I was never a fan of clicks and nothing feels more clicky than a bridal party.

The Travel and Drinking Thing

Can we talk about how much wedding culture revolves around both of these? Destination weddings, bachelor parties in Vegas, wine-tasting weekends, rehearsal dinners that turn into late nights at the bar.

For a lot of us, that's just... not possible. Or it is possible, but we'll pay for it with a week-long flare.

Choosing not to do those things isn't missing out. It's choosing to feel okay instead of feeling terrible. Pretty simple math, actually.

The Conversations Nobody Warns You About

Getting engaged with chronic illness means you end up having certain talks earlier than other couples might. Talks about:

  • What happens during a bad flare
  • How you'll handle medical costs
  • What "in sickness and in health" actually looks like in practice
  • Whether you want kids (and how your health factors in)

These conversations aren't romantic in the rom-com sense. But they're real. And honestly?

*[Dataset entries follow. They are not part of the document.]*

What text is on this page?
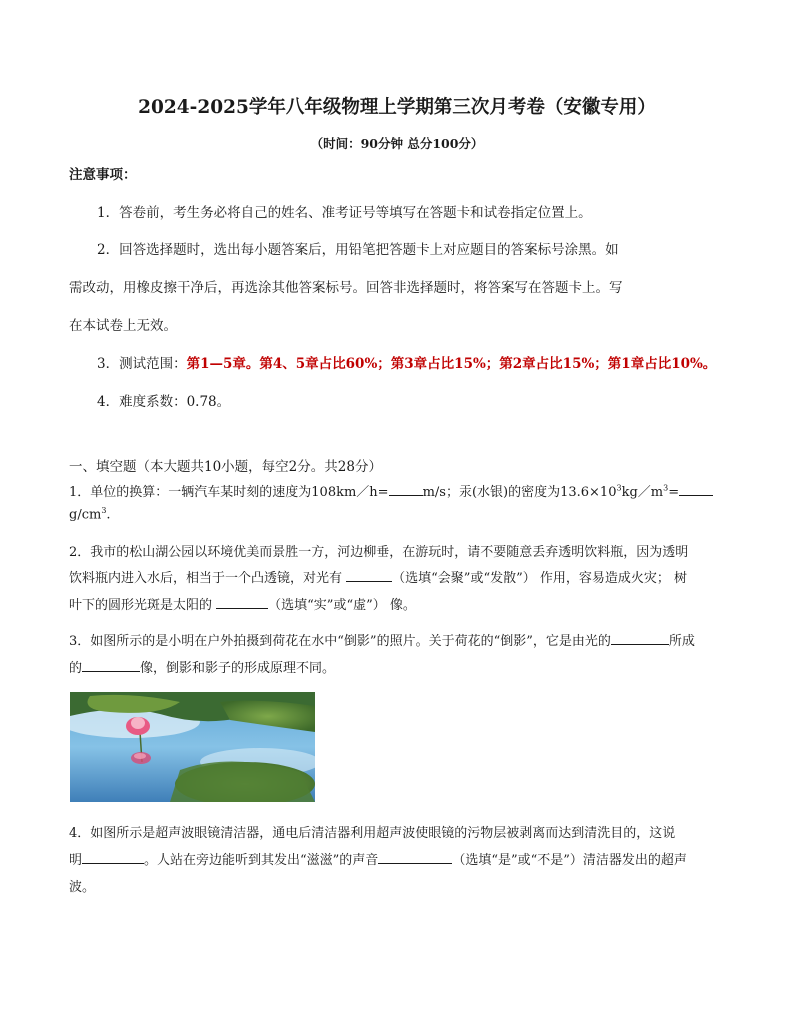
2024-2025学年八年级物理上学期第三次月考卷（安徽专用）
（时间：90分钟 总分100分）
注意事项：
1．答卷前，考生务必将自己的姓名、准考证号等填写在答题卡和试卷指定位置上。
2．回答选择题时，选出每小题答案后，用铅笔把答题卡上对应题目的答案标号涂黑。如
需改动，用橡皮擦干净后，再选涂其他答案标号。回答非选择题时，将答案写在答题卡上。写
在本试卷上无效。
3．测试范围：第1—5章。第4、5章占比60%；第3章占比15%；第2章占比15%；第1章占比10%。
4．难度系数：0.78。
一、填空题（本大题共10小题，每空2分。共28分）
1．单位的换算：一辆汽车某时刻的速度为108km／h=	m/s；汞(水银)的密度为$13.6\times 10^3kg/m^3=$
$g/cm^3$.
2．我市的松山湖公园以环境优美而景胜一方，河边柳垂，在游玩时，请不要随意丢弃透明饮料瓶，因为透明
饮料瓶内进入水后，相当于一个凸透镜，对光有	（选填“会聚”或“发散”） 作用，容易造成火灾； 树
叶下的圆形光斑是太阳的	（选填“实”或“虚”） 像。
3．如图所示的是小明在户外拍摄到荷花在水中“倒影”的照片。关于荷花的“倒影”，它是由光的	所成
的	像，倒影和影子的形成原理不同。
4．如图所示是超声波眼镜清洁器，通电后清洁器利用超声波使眼镜的污物层被剥离而达到清洗目的，这说
明	。人站在旁边能听到其发出“滋滋”的声音	（选填“是”或“不是”）清洁器发出的超声
波。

They're kind of important.

You Can Be Happy AND Scared

Here's something I'm still learning: you don't have to choose between joy and reality.

  • You can be thrilled about marrying your person AND worried about whether you'll feel okay on your wedding day.
  • You can love planning AND need to rest more than other brides.
  • You can be excited about your future AND need to build in flexibility because your body is unpredictable.

Both things can be true.

Final Thoughts

Your engagement doesn't need to look like anyone else's to count. Your wedding doesn't need to be Pinterest-perfect to be meaningful.

You're not asking for too much by needing things to be different. You're not "ruining" anything by doing it your way. And you are absolutely not too complicated to marry.

Part of the wedding business is about making money for wedding businesses. Skip that part. Save your money. 

The right person will get it. They'll help you figure out what works. They'll probably suggest the at-home proposal themselves because they know you and they love you.

That's what this whole thing is about anyway, right? Finding someone who sees all of you, including the hard parts, and chooses you anyway.

For anyone recently engaged, we are so happy for you!